August offered Kate a hand down from the train car but she didn’t take it, and he had to catch her arm when she landed and nearly fell. She shook him off and started down the tunnel toward the nearest station, careful to keep her feet on the wood between the rails. August picked his way behind her, ears tuned for the sound of moving trains, but the service clearly hadn’t started yet, or if it had, it hadn’t reached them. Where were they? How far had they made it in the night? Not to the end of the line, that much was clear, but he could hear the pulse of the city fading with every step.
They reached the nearest station and climbed off the tracks and onto the platform—Kate finally let him help—as the grates across the subway doors above began to grind open, and people spilled in.

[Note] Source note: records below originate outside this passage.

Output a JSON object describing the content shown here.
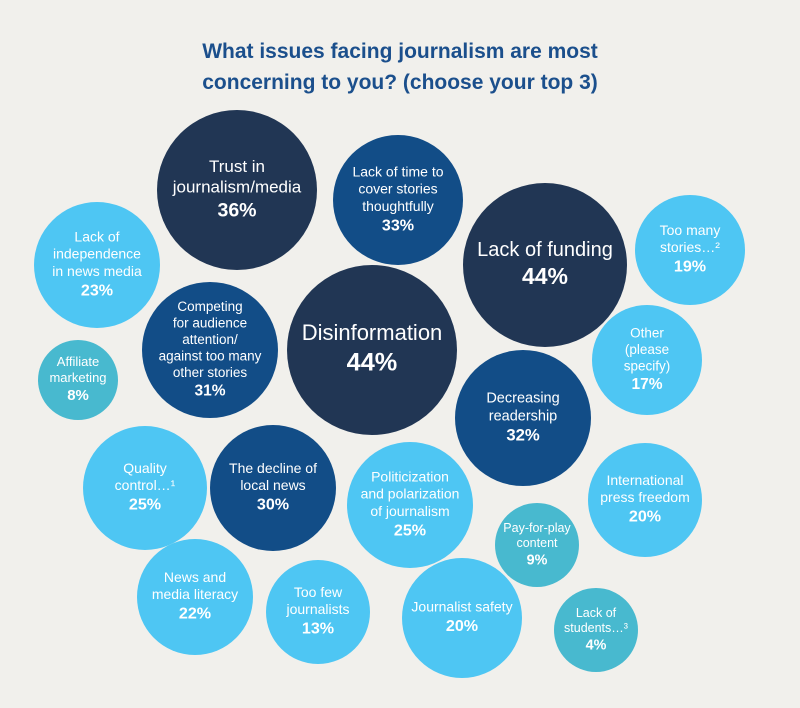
{
  "chart_data": {
    "type": "bubble",
    "title_lines": [
      "What issues facing journalism are most",
      "concerning to you? (choose your top 3)"
    ],
    "colors": {
      "background": "#f1f0ec",
      "navy": "#213654",
      "blue": "#124d87",
      "light": "#4ec6f3",
      "teal": "#48b9cf",
      "title": "#1b4f8c"
    },
    "bubbles": [
      {
        "label": [
          "Trust in",
          "journalism/media"
        ],
        "value": 36,
        "value_label": "36%",
        "color": "navy"
      },
      {
        "label": [
          "Lack of time to",
          "cover stories",
          "thoughtfully"
        ],
        "value": 33,
        "value_label": "33%",
        "color": "blue"
      },
      {
        "label": [
          "Lack of funding"
        ],
        "value": 44,
        "value_label": "44%",
        "color": "navy"
      },
      {
        "label": [
          "Too many",
          "stories…²"
        ],
        "value": 19,
        "value_label": "19%",
        "color": "light"
      },
      {
        "label": [
          "Lack of",
          "independence",
          "in news media"
        ],
        "value": 23,
        "value_label": "23%",
        "color": "light"
      },
      {
        "label": [
          "Competing",
          "for audience",
          "attention/",
          "against too many",
          "other stories"
        ],
        "value": 31,
        "value_label": "31%",
        "color": "blue"
      },
      {
        "label": [
          "Disinformation"
        ],
        "value": 44,
        "value_label": "44%",
        "color": "navy"
      },
      {
        "label": [
          "Affiliate",
          "marketing"
        ],
        "value": 8,
        "value_label": "8%",
        "color": "teal"
      },
      {
        "label": [
          "Other",
          "(please",
          "specify)"
        ],
        "value": 17,
        "value_label": "17%",
        "color": "light"
      },
      {
        "label": [
          "Decreasing",
          "readership"
        ],
        "value": 32,
        "value_label": "32%",
        "color": "blue"
      },
      {
        "label": [
          "Quality",
          "control…¹"
        ],
        "value": 25,
        "value_label": "25%",
        "color": "light"
      },
      {
        "label": [
          "The decline of",
          "local news"
        ],
        "value": 30,
        "value_label": "30%",
        "color": "blue"
      },
      {
        "label": [
          "Politicization",
          "and polarization",
          "of journalism"
        ],
        "value": 25,
        "value_label": "25%",
        "color": "light"
      },
      {
        "label": [
          "International",
          "press freedom"
        ],
        "value": 20,
        "value_label": "20%",
        "color": "light"
      },
      {
        "label": [
          "Pay-for-play",
          "content"
        ],
        "value": 9,
        "value_label": "9%",
        "color": "teal"
      },
      {
        "label": [
          "News and",
          "media literacy"
        ],
        "value": 22,
        "value_label": "22%",
        "color": "light"
      },
      {
        "label": [
          "Too few",
          "journalists"
        ],
        "value": 13,
        "value_label": "13%",
        "color": "light"
      },
      {
        "label": [
          "Journalist safety"
        ],
        "value": 20,
        "value_label": "20%",
        "color": "light"
      },
      {
        "label": [
          "Lack of",
          "students…³"
        ],
        "value": 4,
        "value_label": "4%",
        "color": "teal"
      }
    ]
  }
}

They were the only ones moving up the stairs instead of down, and August looped his arm gingerly around her, remembering the way they’d knitted together the night before, turning themselves from two people into a couple. But it felt different now, with Kate leaning into him a little too hard, his jacket pulled tight around her, and his bloodstained hand shoved in the pocket, and he felt the eyes lingering instead of sliding off.
People shook rain from their coats and folded their umbrellas as they descended from the street, and August nicked one from a newsstand near the base of the steps, opening it over them as they climbed the stairs toward the promise of morning light.